Research from over 10,000 school districts substantiates this truth: “districts with stronger unions, as measured by district size and whether there’s collective bargaining, were less likely to hold in-person classes.” Evidently, the local school union’s strength is a stronger factor than infection rates within the community when it comes to school reopening decisions.
Spending the Government Aid Money
Regardless of the funding motive and reopening status, K-12 public schools will continue to receive extensive government aid money. Public school districts received roughly two-to-three percent of their annual budget in March 2020, with the CARES Act providing $13 billion. Additionally, they were granted more than four times that amount, $54 billion, in December 2020, through the Consolidated Appropriations Act. These measures have equated to significant money from the federal government to provide for safe school reopening. However, although these funds made it more than possible, receiving the funds did not require schools to reopen.
With Biden’s $130 billion plan, even more, money would be on the way — ten times that of the March CARES Act. The additional $130 billion averages roughly $2,600 of additional funding per student to public schools. However, the amount of money a district receives will be based on Title I, therefore, districts with low-income students will receive more than $2,600 per student. Despite further bailout funding, schools won’t be forced to resume five-day-a-week in-person learning nor required to reopen campuses for at least hybrid learning (a combination of remote and in-person learning).
Right or wrong, the essential question will be: How should all this money be spent? The common quick response is personal protective equipment and smaller class sizes. But caution should be given to hiring more staff, and thus incurring a long-term expense with this short-term money.
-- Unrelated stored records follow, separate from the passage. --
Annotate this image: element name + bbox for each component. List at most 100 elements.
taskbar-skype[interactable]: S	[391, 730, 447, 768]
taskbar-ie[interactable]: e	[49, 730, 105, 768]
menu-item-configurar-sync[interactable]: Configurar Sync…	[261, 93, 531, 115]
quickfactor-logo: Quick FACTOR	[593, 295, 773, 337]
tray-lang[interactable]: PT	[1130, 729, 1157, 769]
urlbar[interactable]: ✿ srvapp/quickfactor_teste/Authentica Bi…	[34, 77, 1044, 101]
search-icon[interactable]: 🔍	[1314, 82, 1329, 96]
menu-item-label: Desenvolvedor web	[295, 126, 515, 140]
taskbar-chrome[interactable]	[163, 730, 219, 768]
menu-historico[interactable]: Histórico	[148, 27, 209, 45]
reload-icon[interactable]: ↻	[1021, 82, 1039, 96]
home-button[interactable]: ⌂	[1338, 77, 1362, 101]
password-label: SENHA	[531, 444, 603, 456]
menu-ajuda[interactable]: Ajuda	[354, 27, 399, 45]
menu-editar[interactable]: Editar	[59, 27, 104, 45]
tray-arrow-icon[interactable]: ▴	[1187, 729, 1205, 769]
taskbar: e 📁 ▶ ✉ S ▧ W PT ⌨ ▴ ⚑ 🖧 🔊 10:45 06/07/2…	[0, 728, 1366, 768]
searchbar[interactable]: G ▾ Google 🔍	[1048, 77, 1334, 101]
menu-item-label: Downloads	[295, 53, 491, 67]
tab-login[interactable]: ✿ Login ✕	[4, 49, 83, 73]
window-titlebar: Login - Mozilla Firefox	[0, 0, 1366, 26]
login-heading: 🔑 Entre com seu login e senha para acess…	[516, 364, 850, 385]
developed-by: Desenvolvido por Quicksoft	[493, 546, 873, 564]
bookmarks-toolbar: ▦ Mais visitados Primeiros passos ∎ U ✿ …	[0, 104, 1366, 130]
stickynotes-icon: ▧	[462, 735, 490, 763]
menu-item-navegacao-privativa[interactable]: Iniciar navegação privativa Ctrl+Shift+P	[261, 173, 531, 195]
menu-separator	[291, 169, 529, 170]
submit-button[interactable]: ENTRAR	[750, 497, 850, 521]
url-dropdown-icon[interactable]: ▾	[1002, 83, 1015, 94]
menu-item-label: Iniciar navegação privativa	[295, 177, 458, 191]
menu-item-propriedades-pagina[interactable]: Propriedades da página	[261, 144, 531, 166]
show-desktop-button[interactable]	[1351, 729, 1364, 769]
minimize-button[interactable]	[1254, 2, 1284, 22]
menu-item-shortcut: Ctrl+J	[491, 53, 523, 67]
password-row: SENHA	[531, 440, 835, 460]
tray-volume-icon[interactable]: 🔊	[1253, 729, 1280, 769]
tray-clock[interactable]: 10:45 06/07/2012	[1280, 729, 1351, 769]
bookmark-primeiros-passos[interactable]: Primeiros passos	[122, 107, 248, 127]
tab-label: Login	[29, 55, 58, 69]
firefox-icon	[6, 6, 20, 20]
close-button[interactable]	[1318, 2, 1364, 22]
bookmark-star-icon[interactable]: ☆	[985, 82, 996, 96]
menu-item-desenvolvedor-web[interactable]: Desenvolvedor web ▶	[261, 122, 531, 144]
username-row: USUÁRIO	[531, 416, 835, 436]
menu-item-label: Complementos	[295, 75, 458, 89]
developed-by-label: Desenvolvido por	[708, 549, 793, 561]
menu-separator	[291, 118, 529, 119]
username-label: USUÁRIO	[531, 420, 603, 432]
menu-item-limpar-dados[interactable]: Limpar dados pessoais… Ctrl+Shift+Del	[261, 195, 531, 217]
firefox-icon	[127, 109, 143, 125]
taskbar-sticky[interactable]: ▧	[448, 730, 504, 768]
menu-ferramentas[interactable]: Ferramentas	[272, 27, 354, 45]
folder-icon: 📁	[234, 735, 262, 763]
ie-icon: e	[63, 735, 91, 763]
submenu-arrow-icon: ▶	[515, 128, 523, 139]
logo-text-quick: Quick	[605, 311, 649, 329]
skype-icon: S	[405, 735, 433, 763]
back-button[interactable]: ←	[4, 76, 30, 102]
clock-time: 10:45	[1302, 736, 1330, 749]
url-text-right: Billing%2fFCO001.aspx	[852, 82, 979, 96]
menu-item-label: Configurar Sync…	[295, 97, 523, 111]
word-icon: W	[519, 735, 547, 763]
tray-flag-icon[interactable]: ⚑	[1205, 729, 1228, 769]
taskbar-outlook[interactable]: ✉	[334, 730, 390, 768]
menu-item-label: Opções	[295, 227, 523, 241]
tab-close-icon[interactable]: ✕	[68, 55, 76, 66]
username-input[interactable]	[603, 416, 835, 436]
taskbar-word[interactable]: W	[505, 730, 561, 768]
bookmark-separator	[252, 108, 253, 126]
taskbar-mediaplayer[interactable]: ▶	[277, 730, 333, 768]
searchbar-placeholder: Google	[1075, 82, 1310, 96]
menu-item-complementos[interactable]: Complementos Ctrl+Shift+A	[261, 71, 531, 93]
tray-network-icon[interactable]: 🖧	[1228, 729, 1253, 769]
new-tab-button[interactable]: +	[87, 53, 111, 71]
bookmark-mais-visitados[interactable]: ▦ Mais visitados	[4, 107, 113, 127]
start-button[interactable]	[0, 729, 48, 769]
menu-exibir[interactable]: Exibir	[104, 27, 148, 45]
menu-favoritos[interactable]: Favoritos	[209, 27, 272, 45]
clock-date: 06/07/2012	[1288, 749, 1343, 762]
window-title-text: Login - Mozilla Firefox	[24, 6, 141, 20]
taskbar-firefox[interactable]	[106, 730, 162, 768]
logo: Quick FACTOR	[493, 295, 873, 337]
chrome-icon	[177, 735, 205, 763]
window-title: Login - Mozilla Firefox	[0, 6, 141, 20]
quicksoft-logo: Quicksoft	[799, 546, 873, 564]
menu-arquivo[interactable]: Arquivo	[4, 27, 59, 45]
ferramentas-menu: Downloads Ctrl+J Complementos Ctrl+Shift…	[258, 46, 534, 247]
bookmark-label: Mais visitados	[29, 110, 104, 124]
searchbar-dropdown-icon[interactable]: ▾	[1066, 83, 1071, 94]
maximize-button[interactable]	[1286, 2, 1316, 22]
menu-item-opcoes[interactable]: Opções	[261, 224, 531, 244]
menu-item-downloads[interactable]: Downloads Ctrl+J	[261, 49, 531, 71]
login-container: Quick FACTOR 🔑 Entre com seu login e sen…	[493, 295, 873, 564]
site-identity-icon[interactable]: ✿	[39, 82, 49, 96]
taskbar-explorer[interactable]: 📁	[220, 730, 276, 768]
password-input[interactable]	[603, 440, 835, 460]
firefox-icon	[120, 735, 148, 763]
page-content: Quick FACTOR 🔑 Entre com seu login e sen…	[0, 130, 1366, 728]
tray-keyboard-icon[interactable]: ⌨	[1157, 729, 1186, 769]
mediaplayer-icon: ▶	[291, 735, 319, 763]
Marguerite Roza, Director of Edunomics Lab at Georgetown University, advises “districts to line up a bunch of cost-equivalent alternatives…and then consider which one of these make[s] the most sense” for their situation.
Roza continues with hypothetical examples to get leaders thinking: “We could spend the money to reduce class size by two students for two years. We could spend that money to add one month of school….We could do high-dosage tutoring for a third of the kids. Or we could even just pass the money down to the schools…and say ‘What do you think your students need?’” For Roza, allocating funding at the school level, rather than the district level, is more nimble, adaptive, and innovative than a one-size-fits-all strategy.
Let’s hope the massive funding is sufficient to overcome teacher union reluctance, and schools will reopen long before Biden’s first 100 days are over. If it takes until a day shy of May, it starts to bump up against the school year’s conclusion in many parts of the country, which are set to wrap up before Memorial Day. Even in areas the conclude the school year in mid-June, strong arguments will be given that it will be too difficult for parents and students to transition back to on-campus schools for only a few weeks.
We can anticipate that unions and even district leaders will argue that it’s too expensive and too risky to rollout. There is strong reason to suspect that even fall 2021 won’t see full in-person schooling return nationwide. Whatever money and science are put forward, it probably won’t be enough for the teacher unions, and the President will likely continue to kowtow to their demands. For the sake of our nation’s students and their families, a dramatically different course is urgently needed.